Traditionalist Anglican clerics warned the US and Canadian churches on Monday that their liberal actions over gay rights were tearing apart the 450-year-old church and told them to change their ways urgently.
In some of the strongest language they have used so far in an already acrimonious dispute, churches from Africa, Asia and Latin America said they saw no evidence yet that US and Canadian Anglicans were responding to calls for "repentance".
The 77 million-strong Anglican church has been divided since 2003 when the US Episcopal Church (ECUSA) ordained a gay bishop and Canadian Anglicans began blessing same-sex marriages.
The move outraged traditionalists who dominate southern hemisphere churches, the so-called Global South. They say the Bible condemns homosexuality and that liberals in the West have introduced unacceptable "innovations" into biblical teaching.
"We recognise with regret the growing evidence that the provinces, which have taken action creating the current crisis in the (Anglican) communion, continue moving in a direction that will result in their walking apart," the group said in a communique issued on Monday after a six-day meeting in Egypt.
"We call for urgent and serious implementation of the recommendations of the Windsor Report," the group of 20 church provinces said, referring to an Anglican report which laid down steps to be taken in bid to resolve the dispute.
The Windsor Report included calls for the US and Canadian churches to express regret for their actions.
Archbishop Robin Eames, who led the Windsor task force, has said he believes the report's demands have now been broadly met. But conservatives say the US and Canadian churches only said sorry for causing hurt but did not say their actions were wrong.
"We see no evidence that both ECUSA and the Anglican Church of Canada are willing to accept the generally accepted teaching, nor is there evidence that they are willing to turn back from their innovations," the Global South communique said.
Officials say the final position of both churches will only emerge from US and Canadian conventions in 2006 and 2007.
African Anglicans have been among the fiercest critics of the liberal trends, fearing their followers could desert to other more conservative Christian denominations or Islam.
"(The communique) is a statement of warning that they (the US and Canadian churches) may, by their actions, force themselves out of the communion," said Nigeria's Canon AkinTunde Popoola. "This is one of the strongest collective statements."
Archbishop of Canterbury Rowan Williams, the Anglican spiritual leader, urged the two camps in the debate to keep talking when he addressed the Global South meeting on Friday. But he has also acknowledged the depth of the rift.

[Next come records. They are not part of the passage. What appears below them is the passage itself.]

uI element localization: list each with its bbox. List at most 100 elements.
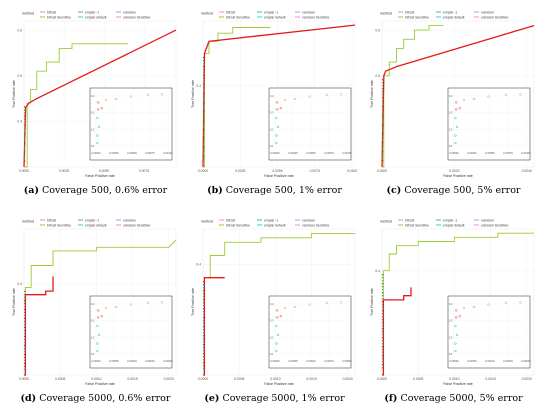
legend-title: method bbox=[201, 220, 213, 224]
legend-label: vamsian bbox=[481, 218, 494, 222]
roc-point bbox=[202, 122, 205, 125]
roc-point bbox=[23, 308, 26, 311]
inset-x-tick: 0.00010 bbox=[306, 359, 316, 363]
inset-point bbox=[276, 309, 279, 312]
legend-label: vamsian bbox=[481, 10, 494, 14]
roc-point bbox=[381, 124, 384, 126]
legend-label: empiar -1 bbox=[443, 10, 457, 14]
x-axis-label: False Positive rate bbox=[443, 174, 473, 178]
legend-title: method bbox=[380, 220, 392, 224]
x-tick-label: 0.0075 bbox=[310, 169, 320, 173]
inset-point bbox=[96, 141, 99, 145]
roc-point bbox=[23, 136, 26, 138]
roc-point bbox=[23, 293, 26, 296]
inset-x-tick: 0.00005 bbox=[288, 359, 298, 363]
roc-point bbox=[23, 118, 26, 120]
roc-point bbox=[202, 323, 205, 325]
caption-f: (f) Coverage 5000, 5% error bbox=[366, 393, 541, 404]
roc-point bbox=[381, 139, 384, 141]
inset-point bbox=[146, 301, 149, 304]
roc-point bbox=[381, 316, 384, 318]
legend-label: bifrost bbox=[405, 218, 414, 222]
inset-point bbox=[97, 333, 100, 336]
roc-point bbox=[381, 298, 384, 300]
roc-point bbox=[202, 65, 205, 68]
roc-point bbox=[381, 121, 384, 123]
inset-c: 0.00000 0.00025 0.00050 0.00075 0.00100 0.1 0.… bbox=[447, 87, 531, 161]
roc-point bbox=[202, 155, 205, 158]
roc-point bbox=[23, 314, 26, 317]
roc-point bbox=[381, 79, 384, 81]
caption-letter-d: (d) bbox=[20, 393, 37, 404]
inset-point bbox=[308, 303, 311, 306]
x-tick-label: 0.0100 bbox=[347, 169, 357, 173]
roc-point bbox=[381, 334, 384, 336]
y-tick-label: 0.4 bbox=[17, 282, 22, 286]
inset-point bbox=[455, 101, 458, 104]
roc-point bbox=[202, 287, 205, 289]
inset-y-tick: 0.2 bbox=[91, 335, 95, 339]
inset-x-tick: 0.00000 bbox=[449, 151, 459, 155]
roc-point bbox=[202, 344, 205, 346]
legend-label: bifrost bbox=[405, 10, 414, 14]
x-tick-label: 0.0000 bbox=[19, 169, 29, 173]
inset-point bbox=[97, 309, 100, 312]
roc-point bbox=[381, 337, 384, 339]
roc-point bbox=[202, 314, 205, 316]
legend-label: empiar default bbox=[443, 223, 465, 227]
x-tick-label: 0.0005 bbox=[55, 377, 65, 381]
inset-x-tick: 0.00015 bbox=[503, 359, 513, 363]
inset-point bbox=[276, 125, 279, 128]
inset-point bbox=[455, 125, 458, 128]
inset-point bbox=[97, 108, 100, 111]
inset-point bbox=[129, 95, 132, 98]
roc-point bbox=[202, 335, 205, 337]
x-tick-label: 0.0000 bbox=[198, 377, 208, 381]
inset-y-tick: 0.1 bbox=[91, 144, 95, 148]
roc-point bbox=[202, 104, 205, 107]
roc-point bbox=[202, 362, 205, 364]
roc-point bbox=[381, 151, 384, 153]
roc-point bbox=[202, 302, 205, 304]
legend-label: empiar default bbox=[264, 223, 286, 227]
inset-y-tick: 0.3 bbox=[91, 111, 95, 115]
roc-point bbox=[202, 56, 205, 59]
legend-label: vamsian bbox=[123, 218, 136, 222]
inset-x-tick: 0.00075 bbox=[145, 151, 155, 155]
legend-label: bifrost bbox=[226, 10, 235, 14]
caption-b: (b) Coverage 500, 1% error bbox=[187, 185, 362, 196]
roc-point bbox=[202, 311, 205, 313]
roc-point bbox=[202, 305, 205, 307]
roc-point bbox=[381, 310, 384, 312]
series-line-green bbox=[382, 25, 444, 168]
caption-a: (a) Coverage 500, 0.6% error bbox=[8, 185, 183, 196]
inset-y-tick: 0.4 bbox=[270, 94, 274, 98]
x-tick-label: 0.0050 bbox=[99, 169, 109, 173]
inset-point bbox=[275, 324, 278, 328]
x-tick-label: 0.0010 bbox=[270, 377, 280, 381]
inset-x-tick: 0.00100 bbox=[521, 151, 531, 155]
roc-point bbox=[23, 133, 26, 135]
chart-panel-b: method bifrost bifrost Sensitive empiar -1 e… bbox=[187, 2, 362, 202]
roc-point bbox=[381, 313, 384, 315]
inset-point bbox=[279, 107, 282, 110]
series-line-red bbox=[382, 287, 412, 376]
x-tick-label: 0.0025 bbox=[59, 169, 69, 173]
inset-y-tick: 0.1 bbox=[449, 144, 453, 148]
roc-point bbox=[202, 71, 205, 74]
roc-point bbox=[23, 127, 26, 129]
roc-point bbox=[23, 335, 26, 338]
caption-e: (e) Coverage 5000, 1% error bbox=[187, 393, 362, 404]
roc-point bbox=[23, 124, 26, 126]
roc-point bbox=[202, 128, 205, 131]
y-tick-label: 0.5 bbox=[17, 74, 22, 78]
chart-panel-d: method bifrost bifrost Sensitive empiar -1 e… bbox=[8, 210, 183, 410]
inset-x-tick: 0.00005 bbox=[109, 359, 119, 363]
roc-point bbox=[381, 118, 384, 120]
inset-point bbox=[96, 324, 99, 328]
inset-point bbox=[454, 134, 457, 137]
roc-point bbox=[202, 338, 205, 340]
series-line-red bbox=[23, 29, 177, 168]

Unlike the powerful Vatican in the Catholic church, the See of Canterbury of has no power to impose a solution.
The group said it backed an idea for an "Anglican covenant", proposed in the Windsor report. An Anglican official said such a covenant would involve member churches agreeing not to act independently of others in certain mutually agreed areas.
The church in Nigeria, home to a quarter of the world's Anglicans, said in September it had deleted references to Canterbury in its constitution, a move it said would open its doors to conservatives opposed to the advancement of gay rights.
The Global South said it was committed to recognising "networks" of conservative Anglicans in North America opposed to liberal trends in their churches.